A Dazzling Production of
Tom Waits and Kathleen Brennan's Woyzeck
Richard Connema
Talkingbroadway.com

Shotgun Players are presenting a triumphal production of Georg Büchner's Woyzeck adapted by Robert Wilson with sumptuous music by Tom Waits and mocking lyrics by Kathleen Brennan. It is superbly directed by Mark Jackson who, along with a cast of superb singer/actors, makes this one of the most electrifying productions of the season.
Georg Büchner wrote the play 175 years ago, yet it is a play for our times. He took inspiration from the trial of J.C. Woyzeck, a German soldier who murdered his lover in 1821. The defense argued that the traumatic experience he suffered during the war contributed to his current mental state. Woyzeck was found guilty, but the sentencing was delayed for three years while experts examined his insanity claim. Ultimately, the soldier was beheaded in 1894. The play debuted in Munich in 1913 and since then there have been dozens of stage and film adaptations including an opera by Alban Berg that I saw years ago at the San Francisco Opera.
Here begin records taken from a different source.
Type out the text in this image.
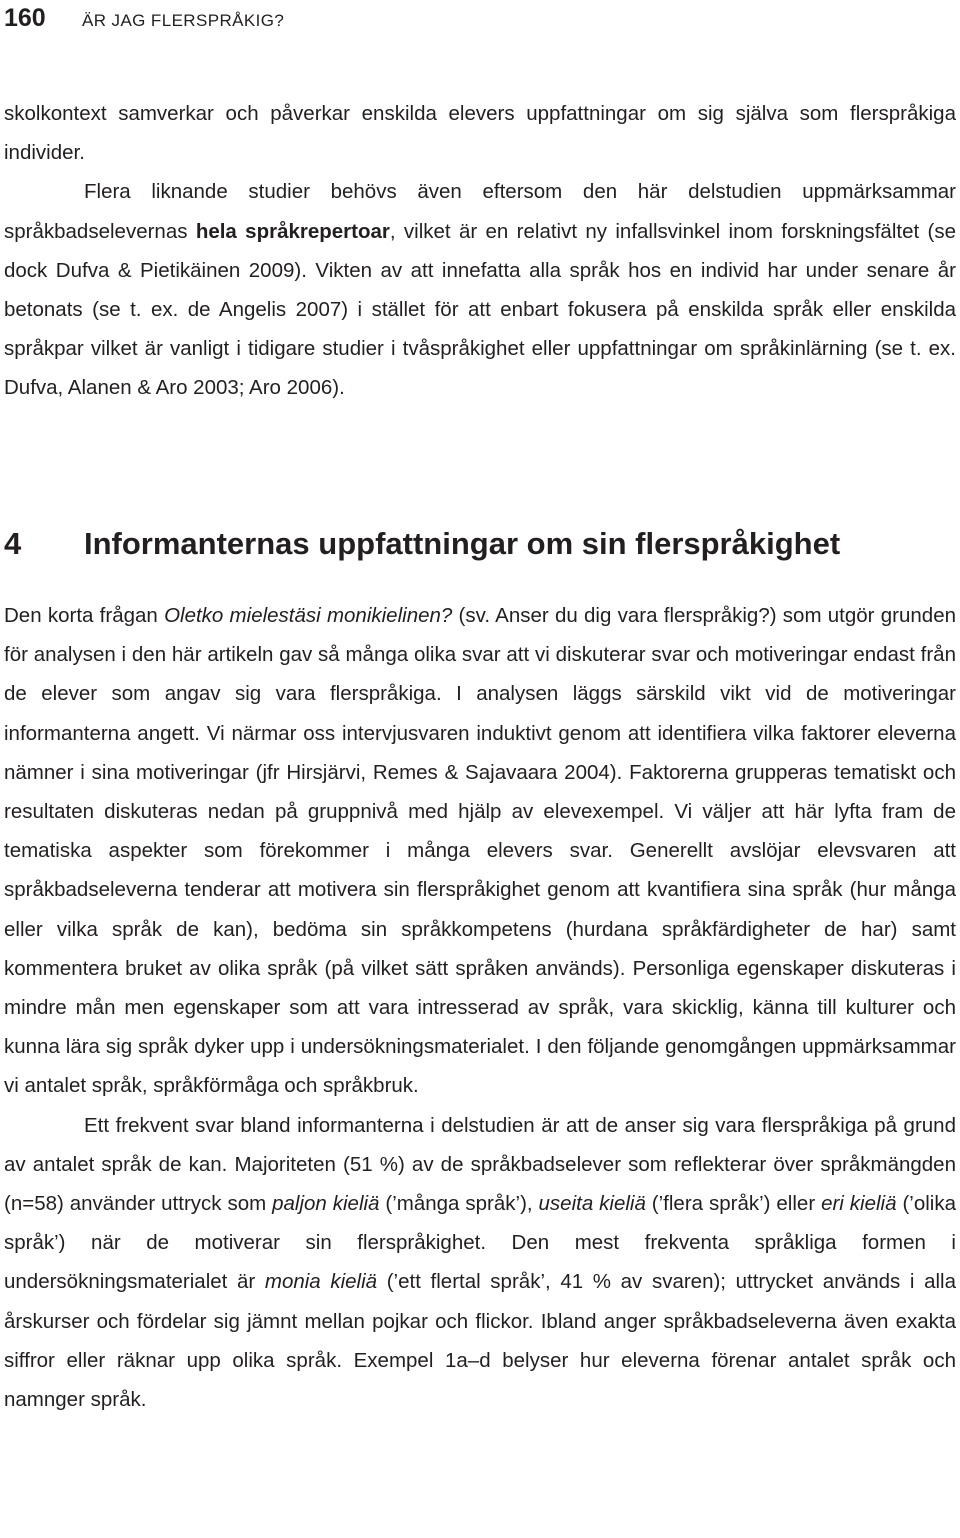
160	ÄR JAG FLERSPRÅKIG?

skolkontext samverkar och påverkar enskilda elevers uppfattningar om sig själva som flerspråkiga individer.

Flera liknande studier behövs även eftersom den här delstudien uppmärksammar språkbadselevernas hela språkrepertoar, vilket är en relativt ny infallsvinkel inom forskningsfältet (se dock Dufva & Pietikäinen 2009). Vikten av att innefatta alla språk hos en individ har under senare år betonats (se t. ex. de Angelis 2007) i stället för att enbart fokusera på enskilda språk eller enskilda språkpar vilket är vanligt i tidigare studier i tvåspråkighet eller uppfattningar om språkinlärning (se t. ex. Dufva, Alanen & Aro 2003; Aro 2006).

4	Informanternas uppfattningar om sin flerspråkighet

Den korta frågan Oletko mielestäsi monikielinen? (sv. Anser du dig vara flerspråkig?) som utgör grunden för analysen i den här artikeln gav så många olika svar att vi diskuterar svar och motiveringar endast från de elever som angav sig vara flerspråkiga. I analysen läggs särskild vikt vid de motiveringar informanterna angett. Vi närmar oss intervjusvaren induktivt genom att identifiera vilka faktorer eleverna nämner i sina motiveringar (jfr Hirsjärvi, Remes & Sajavaara 2004). Faktorerna grupperas tematiskt och resultaten diskuteras nedan på gruppnivå med hjälp av elevexempel. Vi väljer att här lyfta fram de tematiska aspekter som förekommer i många elevers svar. Generellt avslöjar elevsvaren att språkbadseleverna tenderar att motivera sin flerspråkighet genom att kvantifiera sina språk (hur många eller vilka språk de kan), bedöma sin språkkompetens (hurdana språkfärdigheter de har) samt kommentera bruket av olika språk (på vilket sätt språken används). Personliga egenskaper diskuteras i mindre mån men egenskaper som att vara intresserad av språk, vara skicklig, känna till kulturer och kunna lära sig språk dyker upp i undersökningsmaterialet. I den följande genomgången uppmärksammar vi antalet språk, språkförmåga och språkbruk.

Ett frekvent svar bland informanterna i delstudien är att de anser sig vara flerspråkiga på grund av antalet språk de kan. Majoriteten (51 %) av de språkbadselever som reflekterar över språkmängden (n=58) använder uttryck som paljon kieliä (’många språk’), useita kieliä (’flera språk’) eller eri kieliä (’olika språk’) när de motiverar sin flerspråkighet. Den mest frekventa språkliga formen i undersökningsmaterialet är monia kieliä (’ett flertal språk’, 41 % av svaren); uttrycket används i alla årskurser och fördelar sig jämnt mellan pojkar och flickor. Ibland anger språkbadseleverna även exakta siffror eller räknar upp olika språk. Exempel 1a–d belyser hur eleverna förenar antalet språk och namnger språk.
Robert Wilson's adaptation stops before the famous trial but shows the causes of Woyzeck's murder of his wife Marie. The 90-minute drama shows that Woyzeck clearly was a victim of society and of his own agitated, inarticulate longings. He is a soldier returning from the war and now he is a lowly barber on a military base. A self-satisfied censorious regimental captain lectures him on morality, to which the soldier replies, "If I had a hat and a watch and a big coat and all the proper words I'd be virtuous alright." A doctor pays him to eat a wacky diet of peas and treats him like a specimen. His wife Marie has taken to selling her body due to poverty and neglect. A friend Andres touts the inescapability of instinct to Woyzeck and finally he is cuckolded by a drum major. When pressed, he envisions conspiracies and turmoil around him.

The Woyzeck score seems influenced by early Kurt Weill melodies, and the lyrics remind me of the Brechtian dictum, "First comes bread, then the morals." The songs make you tap your feet. The opening song, "Misery is the River of the World," simplifies things with a carnival oom-pah. It contends "if there's one thing you can say about mankind,/ There's nothing kind about man." Bob Starving and the Whalers, who are perched on the second level of the stage, absorb the precisely disjointed style of Waits' arrangements.
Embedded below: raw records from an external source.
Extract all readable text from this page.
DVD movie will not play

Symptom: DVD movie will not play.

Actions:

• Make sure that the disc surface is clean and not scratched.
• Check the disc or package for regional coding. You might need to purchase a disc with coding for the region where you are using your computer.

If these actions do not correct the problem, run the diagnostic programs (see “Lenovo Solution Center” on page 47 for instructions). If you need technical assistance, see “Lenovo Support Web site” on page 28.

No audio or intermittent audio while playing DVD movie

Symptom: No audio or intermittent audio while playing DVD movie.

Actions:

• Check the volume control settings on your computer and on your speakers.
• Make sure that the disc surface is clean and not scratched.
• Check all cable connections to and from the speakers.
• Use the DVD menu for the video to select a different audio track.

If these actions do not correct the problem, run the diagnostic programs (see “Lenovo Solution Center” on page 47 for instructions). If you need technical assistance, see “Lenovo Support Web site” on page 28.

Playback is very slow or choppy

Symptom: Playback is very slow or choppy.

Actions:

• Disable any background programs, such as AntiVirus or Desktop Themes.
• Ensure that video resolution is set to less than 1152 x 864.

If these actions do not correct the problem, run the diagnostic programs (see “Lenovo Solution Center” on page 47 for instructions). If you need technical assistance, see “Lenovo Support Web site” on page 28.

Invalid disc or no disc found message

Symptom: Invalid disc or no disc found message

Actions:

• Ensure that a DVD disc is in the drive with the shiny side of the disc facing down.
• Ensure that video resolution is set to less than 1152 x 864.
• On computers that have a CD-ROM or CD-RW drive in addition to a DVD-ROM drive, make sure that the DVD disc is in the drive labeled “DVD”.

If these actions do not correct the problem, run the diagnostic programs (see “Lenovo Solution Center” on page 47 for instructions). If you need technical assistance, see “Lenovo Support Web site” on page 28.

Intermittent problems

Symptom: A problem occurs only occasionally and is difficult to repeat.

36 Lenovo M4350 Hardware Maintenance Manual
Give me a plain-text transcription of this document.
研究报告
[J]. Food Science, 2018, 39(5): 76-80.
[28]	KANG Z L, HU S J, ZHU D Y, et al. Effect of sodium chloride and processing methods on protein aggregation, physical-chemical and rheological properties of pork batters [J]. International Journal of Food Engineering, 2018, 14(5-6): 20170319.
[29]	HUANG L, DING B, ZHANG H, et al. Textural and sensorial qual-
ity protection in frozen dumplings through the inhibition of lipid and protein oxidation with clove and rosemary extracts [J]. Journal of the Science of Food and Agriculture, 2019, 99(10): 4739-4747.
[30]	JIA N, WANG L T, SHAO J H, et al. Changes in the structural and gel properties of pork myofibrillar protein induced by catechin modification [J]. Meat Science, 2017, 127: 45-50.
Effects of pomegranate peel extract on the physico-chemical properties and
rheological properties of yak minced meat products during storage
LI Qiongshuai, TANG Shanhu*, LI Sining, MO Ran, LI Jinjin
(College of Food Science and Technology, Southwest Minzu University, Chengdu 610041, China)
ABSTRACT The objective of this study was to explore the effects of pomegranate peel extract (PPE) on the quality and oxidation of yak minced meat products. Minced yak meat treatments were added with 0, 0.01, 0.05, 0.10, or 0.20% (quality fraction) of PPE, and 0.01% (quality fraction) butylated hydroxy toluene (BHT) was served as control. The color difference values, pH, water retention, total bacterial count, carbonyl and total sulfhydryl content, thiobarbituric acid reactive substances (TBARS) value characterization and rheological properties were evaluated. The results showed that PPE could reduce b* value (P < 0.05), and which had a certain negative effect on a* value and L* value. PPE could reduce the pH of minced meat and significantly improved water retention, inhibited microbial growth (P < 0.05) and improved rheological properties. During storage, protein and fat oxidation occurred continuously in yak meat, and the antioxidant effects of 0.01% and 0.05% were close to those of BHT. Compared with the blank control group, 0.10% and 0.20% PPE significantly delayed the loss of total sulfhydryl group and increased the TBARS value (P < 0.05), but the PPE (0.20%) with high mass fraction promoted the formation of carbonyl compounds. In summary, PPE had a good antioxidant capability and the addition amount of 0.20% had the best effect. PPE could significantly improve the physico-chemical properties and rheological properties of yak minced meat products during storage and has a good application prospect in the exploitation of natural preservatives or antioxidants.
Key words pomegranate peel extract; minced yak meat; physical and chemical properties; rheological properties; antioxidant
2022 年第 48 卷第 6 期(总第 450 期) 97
Alex Crowther as Woyzeck speaks and sings in a natural tone, especially when he is singing "Coney Island Baby." He does a perfect performance as a man dejected by life. Madeline H.D. Brown gives a solid performance as Marie.
Kevin Clarke gives a comically intense performance as the eccentric tweedledum-tweedledee doctor with a fantastic skew-whiff head of hair. The insightful Beth Wilmurt mesmerizes as the narrator of this sideshow. Joe Estlack stops the show with his faultless rasping and circuitous break dance tango moves on "Another Man's Vine." Anthony Nemirovsky successfully portrays a pompous hypercritical regimental captain, while Kenny Toll is first rate as Woyzeck's friend Andres. Andy Alabran, who plays a gentle village idiot, is never introduced and stays on the sidelines, perched on the second tier runway on the side of the theatre, but out of nowhere he starts to cradle Woyzeck and Marie's infant.

Mark Jackson nails the vibrating tone of the piece. He avoids the oblique symbolist staging for a more grounded, formal take with Nina Ball's theatrical set.